Pantalone. Che vol dir in Grecia. Ah? cossa diseli? Se pol dir de meggio?
Florindo. (Che cattivo principio!) (a Petronio)
Petronio. (Cattivissimo). (a Florindo)
Celio. Che dite? Non è una quartina stupenda? (a Petronio)
Petronio. Stupenda. (a Celio)
Pantalone. Da capo, da capo, e le staga zitte, le goda, e no le interrompa più fina in ultima.

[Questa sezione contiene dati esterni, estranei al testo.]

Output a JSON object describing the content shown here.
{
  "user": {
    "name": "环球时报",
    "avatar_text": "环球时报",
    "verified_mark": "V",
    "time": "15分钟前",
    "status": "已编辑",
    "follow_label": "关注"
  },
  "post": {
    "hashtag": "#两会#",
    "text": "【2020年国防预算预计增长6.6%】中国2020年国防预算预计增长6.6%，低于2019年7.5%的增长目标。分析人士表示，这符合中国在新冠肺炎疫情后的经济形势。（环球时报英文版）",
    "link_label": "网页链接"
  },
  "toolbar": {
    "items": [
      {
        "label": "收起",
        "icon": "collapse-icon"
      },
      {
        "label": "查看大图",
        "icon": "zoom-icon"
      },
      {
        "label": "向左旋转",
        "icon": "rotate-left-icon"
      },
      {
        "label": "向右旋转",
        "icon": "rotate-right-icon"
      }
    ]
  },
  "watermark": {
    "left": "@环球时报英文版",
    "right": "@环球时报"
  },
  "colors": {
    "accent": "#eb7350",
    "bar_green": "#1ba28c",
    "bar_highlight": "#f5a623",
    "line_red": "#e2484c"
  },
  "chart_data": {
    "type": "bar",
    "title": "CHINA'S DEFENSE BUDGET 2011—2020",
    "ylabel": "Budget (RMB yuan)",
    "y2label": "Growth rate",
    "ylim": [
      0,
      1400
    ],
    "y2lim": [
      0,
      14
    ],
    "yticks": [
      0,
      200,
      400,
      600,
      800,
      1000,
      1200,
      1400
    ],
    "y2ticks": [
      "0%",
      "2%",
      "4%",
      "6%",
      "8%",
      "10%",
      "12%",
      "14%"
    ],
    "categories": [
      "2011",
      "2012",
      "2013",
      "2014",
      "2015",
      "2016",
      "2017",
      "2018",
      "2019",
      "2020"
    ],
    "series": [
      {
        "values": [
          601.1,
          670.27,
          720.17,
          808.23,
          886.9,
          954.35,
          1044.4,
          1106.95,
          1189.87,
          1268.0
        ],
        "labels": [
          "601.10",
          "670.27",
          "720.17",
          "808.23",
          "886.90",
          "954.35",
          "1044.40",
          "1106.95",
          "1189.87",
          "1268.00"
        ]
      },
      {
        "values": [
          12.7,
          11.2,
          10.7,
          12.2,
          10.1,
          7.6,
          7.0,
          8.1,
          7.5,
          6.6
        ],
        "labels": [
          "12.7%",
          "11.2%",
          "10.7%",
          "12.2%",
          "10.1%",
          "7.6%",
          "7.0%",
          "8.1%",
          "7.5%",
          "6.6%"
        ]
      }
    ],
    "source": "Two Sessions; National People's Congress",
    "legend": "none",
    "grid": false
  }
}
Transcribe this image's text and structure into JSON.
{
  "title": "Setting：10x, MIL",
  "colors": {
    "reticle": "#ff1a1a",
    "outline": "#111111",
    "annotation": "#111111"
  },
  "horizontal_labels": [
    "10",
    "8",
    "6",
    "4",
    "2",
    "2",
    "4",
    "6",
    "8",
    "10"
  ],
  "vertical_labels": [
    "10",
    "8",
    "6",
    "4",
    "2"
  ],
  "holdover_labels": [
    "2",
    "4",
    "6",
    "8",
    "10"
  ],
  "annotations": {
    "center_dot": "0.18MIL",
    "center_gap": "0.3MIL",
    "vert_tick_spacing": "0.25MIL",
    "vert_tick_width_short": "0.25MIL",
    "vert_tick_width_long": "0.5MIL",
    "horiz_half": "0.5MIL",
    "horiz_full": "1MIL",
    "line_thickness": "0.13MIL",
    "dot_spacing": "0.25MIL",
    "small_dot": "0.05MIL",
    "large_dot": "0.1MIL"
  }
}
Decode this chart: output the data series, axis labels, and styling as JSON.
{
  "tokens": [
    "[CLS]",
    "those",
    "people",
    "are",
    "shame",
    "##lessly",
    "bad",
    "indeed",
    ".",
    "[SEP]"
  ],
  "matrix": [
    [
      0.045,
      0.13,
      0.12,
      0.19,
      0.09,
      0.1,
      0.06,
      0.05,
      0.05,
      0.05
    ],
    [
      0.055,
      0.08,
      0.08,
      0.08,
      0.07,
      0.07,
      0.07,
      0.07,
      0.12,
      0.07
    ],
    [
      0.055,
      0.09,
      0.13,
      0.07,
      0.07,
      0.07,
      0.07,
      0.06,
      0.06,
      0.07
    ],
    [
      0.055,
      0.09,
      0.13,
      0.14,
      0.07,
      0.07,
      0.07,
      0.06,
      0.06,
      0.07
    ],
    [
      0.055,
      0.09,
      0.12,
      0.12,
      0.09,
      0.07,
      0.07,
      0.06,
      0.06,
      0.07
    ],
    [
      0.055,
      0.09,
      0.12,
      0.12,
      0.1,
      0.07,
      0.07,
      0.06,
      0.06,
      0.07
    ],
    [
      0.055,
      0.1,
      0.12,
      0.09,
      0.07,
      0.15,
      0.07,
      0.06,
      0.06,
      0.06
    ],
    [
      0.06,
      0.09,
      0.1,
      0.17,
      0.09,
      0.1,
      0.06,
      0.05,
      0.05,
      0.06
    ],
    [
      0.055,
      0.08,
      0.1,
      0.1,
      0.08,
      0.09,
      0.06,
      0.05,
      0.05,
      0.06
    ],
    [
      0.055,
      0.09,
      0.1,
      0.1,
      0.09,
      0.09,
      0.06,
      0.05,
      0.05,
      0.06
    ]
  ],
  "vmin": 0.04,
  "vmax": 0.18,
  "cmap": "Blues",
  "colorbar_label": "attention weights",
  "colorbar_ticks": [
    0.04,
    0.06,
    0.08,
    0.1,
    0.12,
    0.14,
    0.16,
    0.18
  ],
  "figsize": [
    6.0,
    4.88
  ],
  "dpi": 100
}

Clarice. Del Nilo un tempo, e dell’Eufrate in riva,
Sparse Minerva di scienza i frutti.
Indi del vasto mar solcando i flutti,
Piantò l’arbor feconda in terra argiva.
Roma, l’invida Roma, in cui fioriva
La gloria sol de’ popoli distrutti,
Coi talenti di Grecia in lei tradutti
Dissipò l’ignoranza in cui languiva.
Sotto lungo dappoi barbaro sdegno
Giacque incolta l’Europa, e i bei vestigi
Rinnovò di virtù l’italo ingegno.
Ora la saggia Dea de’ suoi prodigi
Prodiga è resa delle Gallie al regno.
Menfi, Roma ed Atene oggi è in Parigi.
Pantalone. Oh brava! Oh pulito! (battendo le mani) Menfi, Roma ed Atene oggi è in Parigi. Ah! xele cosse da donna? o xele composizion da Petrarca, da Ariosto, da Metastasio?
Celio. E viva la signora Clarice.
Florindo. Bravissima. (Non si può far peggio). (a Petronio)
Petronio. (Puh che roba!) (a Florindo)
Celio. Non si può negare che il sonetto non sia un capo d’opera. (a Petronio)
Petronio. Pare anche a me, che sia un capo d’opera, (a Celio) (Io non ho inteso una parola).